My name is Rachel and I have suffered with panic attacks and agoraphobia now for 5 years. I developed anxiety while I was living in London. It came on quite quickly and has had devastating effect of my life.
My first panic attack was really quite traumatic as I was travelling on the London Underground and it happened to stop between 2 station due to a bomb threat, I was just sitting there when all of a sudden I had the most horrible feeling come over me, my heart started to beat faster, the lights seemed to get brighter and noise seemed to be amplified.
I really though I was going to die or at the very least pass out.
I managed to get off the tube at the next stop and I was trying to make my way out of the station and I managed to get a staff member to let me use the toilets. I was in such a state I just could not calm down, the staff kept asking me if I was ok and if I needed any help.
Finally with the help of a staff member I was able to get into a cab and go home.

After that I started having panic attacks every time I had to leave my house, sometimes I would get halfway to where I was going only to suffer a panic attack and return home straight away, or just up halfway through having my hair cut or leave trolleys of groceries in the supermarket. It became easier to just to not leave my house.
I didn’t know that staying at home would just make my symptoms worst in the long run and that the best thing I could of done was just to keep doing the things that I feared because avoiding the fear was just giving my fear more strength.
I came back to Australia about a month or so after my first panic attack, I was hoping that once I got back home to Australia that these weird feelings I was having would go away since I would be home with my family and friends.

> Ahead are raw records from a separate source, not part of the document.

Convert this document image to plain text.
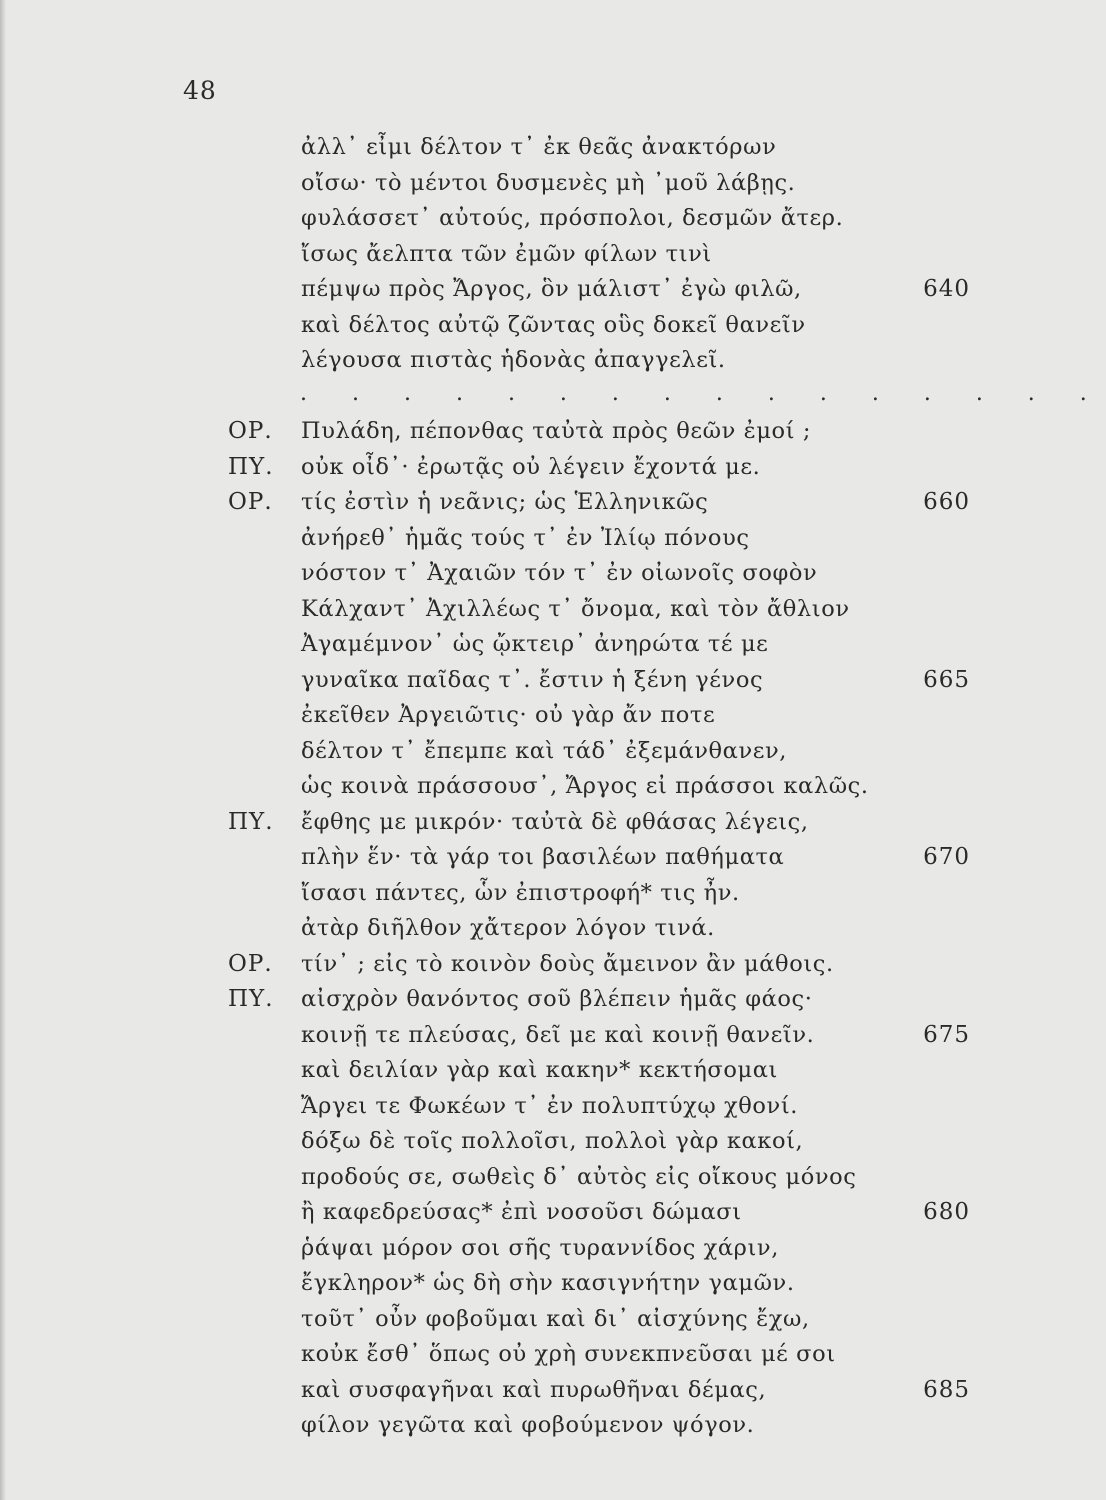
48
ἀλλ᾽ εἶμι δέλτον τ᾽ ἐκ θεᾶς ἀνακτόρων
οἴσω· τὸ μέντοι δυσμενὲς μὴ ᾽μοῦ λάβῃς.
φυλάσσετ᾽ αὐτούς, πρόσπολοι, δεσμῶν ἄτερ.
ἴσως ἄελπτα τῶν ἐμῶν φίλων τινὶ
πέμψω πρὸς Ἄργος, ὃν μάλιστ᾽ ἐγὼ φιλῶ,	640
καὶ δέλτος αὐτῷ ζῶντας οὓς δοκεῖ θανεῖν
λέγουσα πιστὰς ἡδονὰς ἀπαγγελεῖ.
. . . . . . . . . . . . . . . .
ΟΡ. Πυλάδη, πέπονθας ταὐτὰ πρὸς θεῶν ἐμοί ;
ΠΥ. οὐκ οἶδ᾽· ἐρωτᾷς οὐ λέγειν ἔχοντά με.
ΟΡ. τίς ἐστὶν ἡ νεᾶνις; ὡς Ἑλληνικῶς	660
ἀνήρεθ᾽ ἡμᾶς τούς τ᾽ ἐν Ἰλίῳ πόνους
νόστον τ᾽ Ἀχαιῶν τόν τ᾽ ἐν οἰωνοῖς σοφὸν
Κάλχαντ᾽ Ἀχιλλέως τ᾽ ὄνομα, καὶ τὸν ἄθλιον
Ἀγαμέμνον᾽ ὡς ᾤκτειρ᾽ ἀνηρώτα τέ με
γυναῖκα παῖδας τ᾽. ἔστιν ἡ ξένη γένος	665
ἐκεῖθεν Ἀργειῶτις· οὐ γὰρ ἄν ποτε
δέλτον τ᾽ ἔπεμπε καὶ τάδ᾽ ἐξεμάνθανεν,
ὡς κοινὰ πράσσουσ᾽, Ἄργος εἰ πράσσοι καλῶς.
ΠΥ. ἔφθης με μικρόν· ταὐτὰ δὲ φθάσας λέγεις,
πλὴν ἕν· τὰ γάρ τοι βασιλέων παθήματα	670
ἴσασι πάντες, ὧν ἐπιστροφή* τις ἦν.
ἀτὰρ διῆλθον χἄτερον λόγον τινά.
ΟΡ. τίν᾽ ; εἰς τὸ κοινὸν δοὺς ἄμεινον ἂν μάθοις.
ΠΥ. αἰσχρὸν θανόντος σοῦ βλέπειν ἡμᾶς φάος·
κοινῇ τε πλεύσας, δεῖ με καὶ κοινῇ θανεῖν.	675
καὶ δειλίαν γὰρ καὶ κακην* κεκτήσομαι
Ἄργει τε Φωκέων τ᾽ ἐν πολυπτύχῳ χθονί.
δόξω δὲ τοῖς πολλοῖσι, πολλοὶ γὰρ κακοί,
προδούς σε, σωθεὶς δ᾽ αὐτὸς εἰς οἴκους μόνος
ἢ καφεδρεύσας* ἐπὶ νοσοῦσι δώμασι	680
ῥάψαι μόρον σοι σῆς τυραννίδος χάριν,
ἔγκληρον* ὡς δὴ σὴν κασιγνήτην γαμῶν.
τοῦτ᾽ οὖν φοβοῦμαι καὶ δι᾽ αἰσχύνης ἔχω,
κοὐκ ἔσθ᾽ ὅπως οὐ χρὴ συνεκπνεῦσαι μέ σοι
καὶ συσφαγῆναι καὶ πυρωθῆναι δέμας,	685
φίλον γεγῶτα καὶ φοβούμενον ψόγον.
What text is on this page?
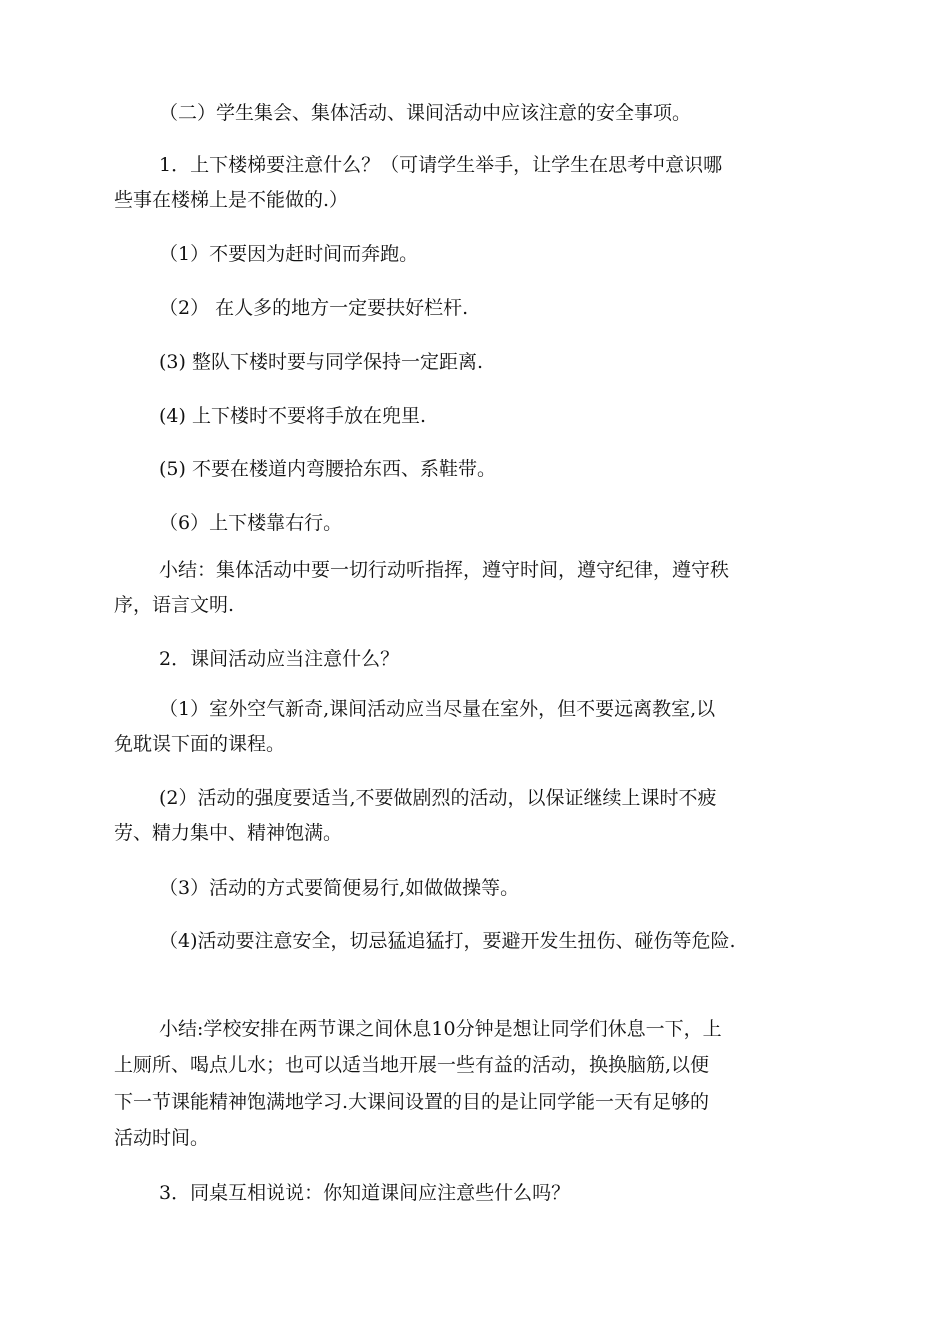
（二）学生集会、集体活动、课间活动中应该注意的安全事项。
1．上下楼梯要注意什么？（可请学生举手，让学生在思考中意识哪
些事在楼梯上是不能做的.）
（1）不要因为赶时间而奔跑。
（2） 在人多的地方一定要扶好栏杆.
(3) 整队下楼时要与同学保持一定距离.
(4) 上下楼时不要将手放在兜里.
(5) 不要在楼道内弯腰拾东西、系鞋带。
（6）上下楼靠右行。
小结：集体活动中要一切行动听指挥，遵守时间，遵守纪律，遵守秩
序，语言文明.
2．课间活动应当注意什么？
（1）室外空气新奇,课间活动应当尽量在室外，但不要远离教室,以
免耽误下面的课程。
(2）活动的强度要适当,不要做剧烈的活动，以保证继续上课时不疲
劳、精力集中、精神饱满。
（3）活动的方式要简便易行,如做做操等。
（4)活动要注意安全，切忌猛追猛打，要避开发生扭伤、碰伤等危险.
小结:学校安排在两节课之间休息10分钟是想让同学们休息一下，上
上厕所、喝点儿水；也可以适当地开展一些有益的活动，换换脑筋,以便
下一节课能精神饱满地学习.大课间设置的目的是让同学能一天有足够的
活动时间。
3．同桌互相说说：你知道课间应注意些什么吗？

I met my husband Ben at the start of my anxiety and agoraphobia, I didn’t tell him right away as at the time I was still unsure what it was I had, so it made our first few weeks of dating very “interesting”!!! To this day Ben has been my biggest support and also my biggest inspiration in wanting to fight this and get better.

Over the past 5 years there hasn’t been a day that has gone by that I didn’t feel fear and panic, some of the greatest things I fear are being a car with other people, having people come into my home, being in lines at the supermarket, post office etc. being in confined situations or where “escape” may be difficult.

I have been to numerous Doctors over the past 5 years and most just wanted to put my on medication, which I wasn’t too keen on as they gave me horrible side effects or were addictive. With my current Psychologist we do whats called Exposure Therapy, which involves going into situations that I find anxiety provoking and she helps me cope by reminding me to stay calm, relax my body and the breath properly.

I would say that having anxiety has changed my personality, I get angry more often that I use to, I guess it is due to frustration of not being able to do all the things that I want to do and I am not very confident in myself anymore. I use to be a very outgoing social person who loved the company of other people and would be the first in line to do
anything new and exciting.

I an still very restricted by a lot of things, but I believe I am well on my way to recovery and I am now doing things and going places that I never thought I would be able to do a few years ago. I can at least see a light at the end of the tunnel and I am busy planning for my future, as I have 5 years of lost time to make up for.